Mit wenigen Worten gelingt es Levinas hier, das Dilemma des Staats auf den Punkt zu bringen. Und dennoch verstört in dem Statement die Entgegensetzung von Gerechtigkeit und Menschenrecht. Ist denn nicht das Menschenrecht ein Teil der Forderung nach Gerechtigkeit? Oder die Gerechtigkeit Teil des Menschenrechts? Aber der Reihe nach.

Ein Frieden, der auf Staatsgewalt gründet, ist prekär, unsicher. Das leuchtet unmittelbar ein, denn Frieden ist die Abwesenheit von Gewalt, die in der Staatsgewalt immer potenziell anwesend ist, selbst dann, wenn der Staat aktuell keine Gewalt ausübt. In diesem Fall bleibt sie als Drohung bestehen. Inwiefern ist er auch abstrakt? Er sieht ab davon, dass im Staat die Drohung der Gewalt ganz konkret sein muss, damit sie ihre beabsichtigte Wirkung entfalten kann. Frieden ist im und mit dem Staat nur denkbar als momentane Abwesenheit aktuell ausgeführter Gewalt.

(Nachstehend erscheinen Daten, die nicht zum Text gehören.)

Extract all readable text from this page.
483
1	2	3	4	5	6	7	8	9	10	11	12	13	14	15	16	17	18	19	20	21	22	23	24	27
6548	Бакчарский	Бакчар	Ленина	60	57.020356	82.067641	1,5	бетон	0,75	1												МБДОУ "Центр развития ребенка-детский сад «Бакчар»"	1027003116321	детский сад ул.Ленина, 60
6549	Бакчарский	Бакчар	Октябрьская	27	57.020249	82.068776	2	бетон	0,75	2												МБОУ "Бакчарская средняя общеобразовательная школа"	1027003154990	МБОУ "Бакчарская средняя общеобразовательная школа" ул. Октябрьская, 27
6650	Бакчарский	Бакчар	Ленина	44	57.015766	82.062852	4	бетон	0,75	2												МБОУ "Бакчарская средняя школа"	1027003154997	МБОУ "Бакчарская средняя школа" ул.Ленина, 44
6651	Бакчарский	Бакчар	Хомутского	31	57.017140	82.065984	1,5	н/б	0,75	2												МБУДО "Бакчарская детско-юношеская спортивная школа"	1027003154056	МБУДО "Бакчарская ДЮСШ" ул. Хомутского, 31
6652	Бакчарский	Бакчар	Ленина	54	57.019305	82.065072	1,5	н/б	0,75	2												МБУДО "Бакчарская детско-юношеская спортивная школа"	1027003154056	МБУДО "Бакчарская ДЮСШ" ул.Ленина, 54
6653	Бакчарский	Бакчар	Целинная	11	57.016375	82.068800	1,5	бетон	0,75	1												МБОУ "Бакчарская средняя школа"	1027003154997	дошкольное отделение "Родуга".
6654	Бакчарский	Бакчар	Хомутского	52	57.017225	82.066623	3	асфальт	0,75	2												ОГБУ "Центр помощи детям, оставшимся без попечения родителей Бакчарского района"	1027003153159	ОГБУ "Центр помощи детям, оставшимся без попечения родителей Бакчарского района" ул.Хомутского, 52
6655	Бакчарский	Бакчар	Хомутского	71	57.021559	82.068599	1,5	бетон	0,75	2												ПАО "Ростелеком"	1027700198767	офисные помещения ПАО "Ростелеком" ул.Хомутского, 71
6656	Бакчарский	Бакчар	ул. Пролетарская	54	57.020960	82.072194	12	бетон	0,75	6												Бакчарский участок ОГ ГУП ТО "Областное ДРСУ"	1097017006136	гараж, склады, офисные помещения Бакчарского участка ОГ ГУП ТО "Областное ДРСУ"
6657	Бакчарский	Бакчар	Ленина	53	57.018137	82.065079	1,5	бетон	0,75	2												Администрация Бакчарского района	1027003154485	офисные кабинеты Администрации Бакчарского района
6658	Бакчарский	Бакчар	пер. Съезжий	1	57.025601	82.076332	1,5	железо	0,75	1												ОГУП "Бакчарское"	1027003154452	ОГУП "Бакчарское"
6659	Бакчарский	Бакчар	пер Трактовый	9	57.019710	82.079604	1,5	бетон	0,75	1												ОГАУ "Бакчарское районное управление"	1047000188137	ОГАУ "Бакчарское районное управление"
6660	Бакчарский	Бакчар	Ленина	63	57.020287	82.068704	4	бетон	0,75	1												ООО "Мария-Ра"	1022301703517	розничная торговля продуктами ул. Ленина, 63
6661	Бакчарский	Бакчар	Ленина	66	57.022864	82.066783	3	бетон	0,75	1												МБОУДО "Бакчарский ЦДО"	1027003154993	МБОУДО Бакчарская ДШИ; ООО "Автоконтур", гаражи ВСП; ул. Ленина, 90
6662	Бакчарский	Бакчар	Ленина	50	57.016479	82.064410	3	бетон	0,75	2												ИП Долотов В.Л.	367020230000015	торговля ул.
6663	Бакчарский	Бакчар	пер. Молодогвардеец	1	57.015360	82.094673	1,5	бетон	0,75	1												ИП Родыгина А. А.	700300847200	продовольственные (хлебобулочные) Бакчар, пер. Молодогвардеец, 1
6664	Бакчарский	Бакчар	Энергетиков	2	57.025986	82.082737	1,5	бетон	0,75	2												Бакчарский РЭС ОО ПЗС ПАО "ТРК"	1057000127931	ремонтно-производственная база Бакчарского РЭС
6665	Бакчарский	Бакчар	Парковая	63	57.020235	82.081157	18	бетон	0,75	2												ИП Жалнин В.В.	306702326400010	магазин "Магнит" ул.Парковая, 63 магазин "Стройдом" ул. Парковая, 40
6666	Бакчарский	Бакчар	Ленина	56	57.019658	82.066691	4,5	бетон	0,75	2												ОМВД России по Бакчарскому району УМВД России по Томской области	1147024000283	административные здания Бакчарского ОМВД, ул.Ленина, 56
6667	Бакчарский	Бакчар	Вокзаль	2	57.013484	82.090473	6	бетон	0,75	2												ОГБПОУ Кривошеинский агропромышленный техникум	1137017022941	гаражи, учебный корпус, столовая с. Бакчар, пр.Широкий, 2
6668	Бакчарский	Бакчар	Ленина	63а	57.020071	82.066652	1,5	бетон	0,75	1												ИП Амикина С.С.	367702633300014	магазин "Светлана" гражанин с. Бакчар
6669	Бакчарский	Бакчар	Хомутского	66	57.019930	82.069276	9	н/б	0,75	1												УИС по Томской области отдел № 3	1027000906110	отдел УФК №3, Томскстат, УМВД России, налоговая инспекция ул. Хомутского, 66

Aber nicht nur der innere Widerspruch zwischen der im Staat beinhalteten Gewalt und dem Frieden lässt diesen unsicher und abstrakt sein. Die Politik, die mit dem Staat ins Leben der Menschen Einzug hält, wird von einer Rationalität geprägt, die an den Notwendigkeiten der Machterhaltung orientiert ist, landläufig „Staatsraison“ genannt. Besteht das aufklärerische Versprechen der „rationalen Ordnung“ darin, die menschliche Gesellschaft aus dem brutalen Naturzusammenhang zu lösen, bildet die Staatsraison den mitleidlosen Naturzusammenhang auf gleichsam höherer Stufe wieder ab: Aus ihr gibt es kein Entrinnen; die Staatsraison ist so gleichgültig gegen den einzelnen Menschen wie die Natur. Levinas nennt dies nur darum nicht wie Adorno (Teil 31 dieser Serie) „Dialektik der Aufklärung“, weil er kein Dialektiker ist, sondern Phänomenologe.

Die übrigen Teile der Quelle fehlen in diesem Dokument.